Este fato nos permite entender agora a indignação dos Occupies  e de outros que acusam que 1% das empresas faz o que quer com os recursos suados de 99% da população. Eles não trabalham e nada produzem. Apenas fazem mais dinheiro com dinheiro lançado no mercado da especulação.

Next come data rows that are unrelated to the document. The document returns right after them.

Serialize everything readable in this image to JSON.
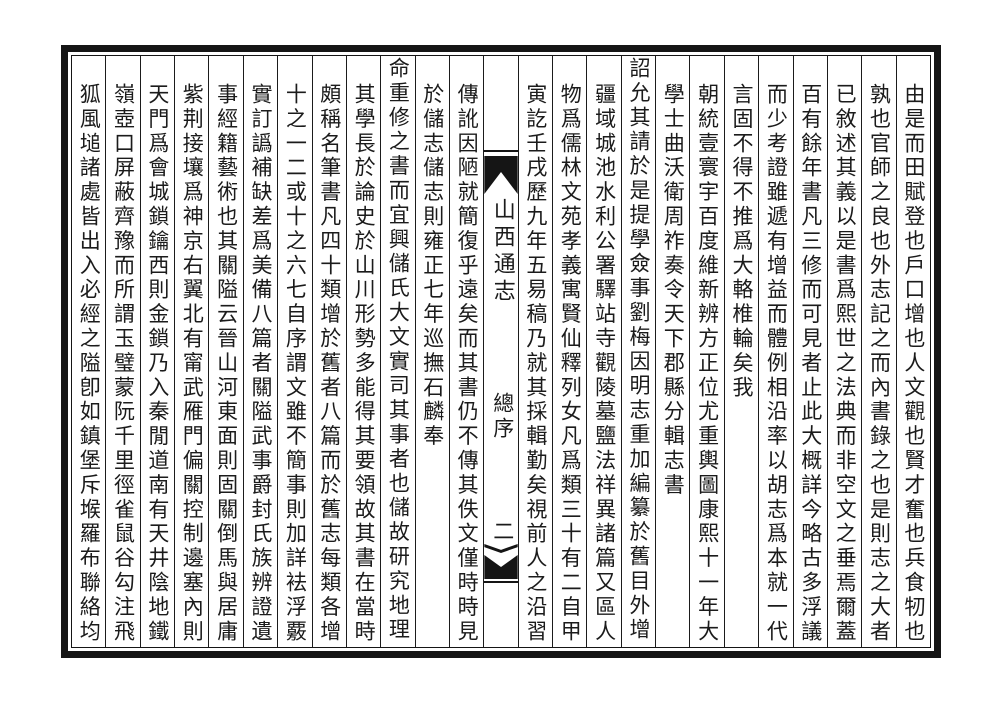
{
  "book": {
    "title": "山西通志",
    "section": "總序",
    "page_number": "二"
  },
  "colors": {
    "ink": "#1b1b1b",
    "paper": "#ffffff",
    "frame": "#151515"
  },
  "columns": [
    {
      "text": "由是而田賦登也戶口增也人文觀也賢才奮也兵食牣也",
      "elevated": false
    },
    {
      "text": "孰也官師之良也外志記之而內書錄之也是則志之大者",
      "elevated": false
    },
    {
      "text": "已敘述其義以是書爲熙世之法典而非空文之垂焉爾蓋",
      "elevated": false
    },
    {
      "text": "百有餘年書凡三修而可見者止此大概詳今略古多浮議",
      "elevated": false
    },
    {
      "text": "而少考證雖遞有增益而體例相沿率以胡志爲本就一代",
      "elevated": false
    },
    {
      "text": "言固不得不推爲大輅椎輪矣我",
      "elevated": false
    },
    {
      "text": "朝統壹寰宇百度維新辨方正位尤重輿圖康熙十一年大",
      "elevated": false
    },
    {
      "text": "學士曲沃衛周祚奏令天下郡縣分輯志書",
      "elevated": false
    },
    {
      "text": "詔允其請於是提學僉事劉梅因明志重加編纂於舊目外增",
      "elevated": true
    },
    {
      "text": "疆域城池水利公署驛站寺觀陵墓鹽法祥異諸篇又區人",
      "elevated": false
    },
    {
      "text": "物爲儒林文苑孝義寓賢仙釋列女凡爲類三十有二自甲",
      "elevated": false
    },
    {
      "text": "寅訖壬戌歷九年五易稿乃就其採輯勤矣視前人之沿習",
      "elevated": false
    },
    {
      "text": "傳訛因陋就簡復乎遠矣而其書仍不傳其佚文僅時時見",
      "elevated": false
    },
    {
      "text": "於儲志儲志則雍正七年巡撫石麟奉",
      "elevated": false
    },
    {
      "text": "命重修之書而宜興儲氏大文實司其事者也儲故研究地理",
      "elevated": true
    },
    {
      "text": "其學長於論史於山川形勢多能得其要領故其書在當時",
      "elevated": false
    },
    {
      "text": "頗稱名筆書凡四十類增於舊者八篇而於舊志每類各增",
      "elevated": false
    },
    {
      "text": "十之一二或十之六七自序謂文雖不簡事則加詳袪浮覈",
      "elevated": false
    },
    {
      "text": "實訂譌補缺差爲美備八篇者關隘武事爵封氏族辨證遺",
      "elevated": false
    },
    {
      "text": "事經籍藝術也其關隘云晉山河東面則固關倒馬與居庸",
      "elevated": false
    },
    {
      "text": "紫荆接壤爲神京右翼北有甯武雁門偏關控制邊塞內則",
      "elevated": false
    },
    {
      "text": "天門爲會城鎖鑰西則金鎖乃入秦閒道南有天井陰地鐵",
      "elevated": false
    },
    {
      "text": "嶺壺口屏蔽齊豫而所謂玉璧蒙阮千里徑雀鼠谷勾注飛",
      "elevated": false
    },
    {
      "text": "狐風塠諸處皆出入必經之隘卽如鎮堡斥堠羅布聯絡均",
      "elevated": false
    }
  ]
}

Foi esta absurda voracidade de acumular ilimitadamente que gestou a crise sistêmica de 2008. Esta lógica aprofunda cada vez mais a desigualdade e torna mais difícil a saída da crise. Quanto de desumanidade aguenta o estômago dos povos? Pois tudo tem seu limite, nem a economia é tudo. Mas agora nos é dado ver as entranhas do monstro. Como diz Dowbor: “A verdade é que temos ignorado o elefante que está no centro da sala”.  Ele está quebrando tudo, cristais, louças, e pisoteando pessoas. Mas até quando? O senso ético mundial nos assegura que uma sociedade não pode subsistir por muito tempo assentada sobre a superexploração, a mentira e a antivida.